Enforcement depends on the cluster CNI plugin and the node networking stack. Solutions like Calico (software) implement policy using routing and BPF for scalable enforcement, while Cilium uses eBPF to attach filtering logic to sockets and packets. Other implementations rely on traditional iptables rules managed by kube-proxy or CNI components. Kubernetes distributions such as OpenShift, Rancher, GKE, EKS, and AKS ship with defaults or integrations that affect NetworkPolicy behavior. Policy intent is stored in the Kubernetes control plane and reconciled by controllers similar to patterns in etcd and Prometheus operators; dataplane enforcement is done on nodes and may interact with cloud-native load balancers like NGINX, Envoy (software), and HAProxy.
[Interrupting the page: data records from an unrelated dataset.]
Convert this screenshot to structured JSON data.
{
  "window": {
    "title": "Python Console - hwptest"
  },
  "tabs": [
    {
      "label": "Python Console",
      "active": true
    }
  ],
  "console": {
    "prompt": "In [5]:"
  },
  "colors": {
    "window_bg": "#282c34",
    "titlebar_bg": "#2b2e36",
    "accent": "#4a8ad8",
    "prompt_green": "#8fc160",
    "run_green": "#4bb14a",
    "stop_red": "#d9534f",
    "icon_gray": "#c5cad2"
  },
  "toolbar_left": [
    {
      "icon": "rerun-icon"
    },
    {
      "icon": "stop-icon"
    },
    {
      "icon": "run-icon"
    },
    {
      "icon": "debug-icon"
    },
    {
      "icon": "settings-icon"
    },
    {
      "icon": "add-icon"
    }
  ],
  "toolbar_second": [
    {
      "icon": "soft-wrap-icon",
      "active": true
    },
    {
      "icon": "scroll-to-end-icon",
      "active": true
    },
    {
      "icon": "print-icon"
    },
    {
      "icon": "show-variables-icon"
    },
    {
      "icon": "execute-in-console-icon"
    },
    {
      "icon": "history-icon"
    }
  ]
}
Common use cases include microservice isolation, default-deny network segmentation, and compliance enforcement in regulated environments served by companies like Stripe, Square (company), and PayPal. Examples include: - Default deny-all ingress for a namespace and explicit allow rules for service frontends, analogous to perimeter policies used by Equinix Metal deployments. - Egress restrictions to limit access to external APIs (e.g., Twilio, Stripe) using IPBlock CIDRs and port restrictions. - Allow-listing for monitoring and logging stacks like Prometheus, Grafana, and ELK Stack to permit scrapers and forwarders. - Multi-tenant isolation in platforms like Heroku and Platform.sh where namespaces map to tenant boundaries. These scenarios are often combined with admission controllers from Open Policy Agent or GitOps flows using Flux (software) and Argo CD.
Best practices include defining a default deny policy for production namespaces, using least-privilege podSelectors, and testing rules with tools used by Kubernetes SIGs and vendors. Combine NetworkPolicy with identity-aware proxies like Istio or Linkerd for layered security, and use observability tools such as Jaeger, Zipkin, Prometheus, and Grafana to correlate connectivity issues. Troubleshooting steps often require checking CNI logs, kube-proxy state, node firewall settings on systems like Ubuntu, Debian, or Red Hat Enterprise Linux, and validating policies with utilities provided by Calico (software), Cilium, or kubectl commands. For incident response, integrate NetworkPolicy changes with audit systems like Kubernetes Audit and workflows in Jenkins, CircleCI, or GitHub Actions.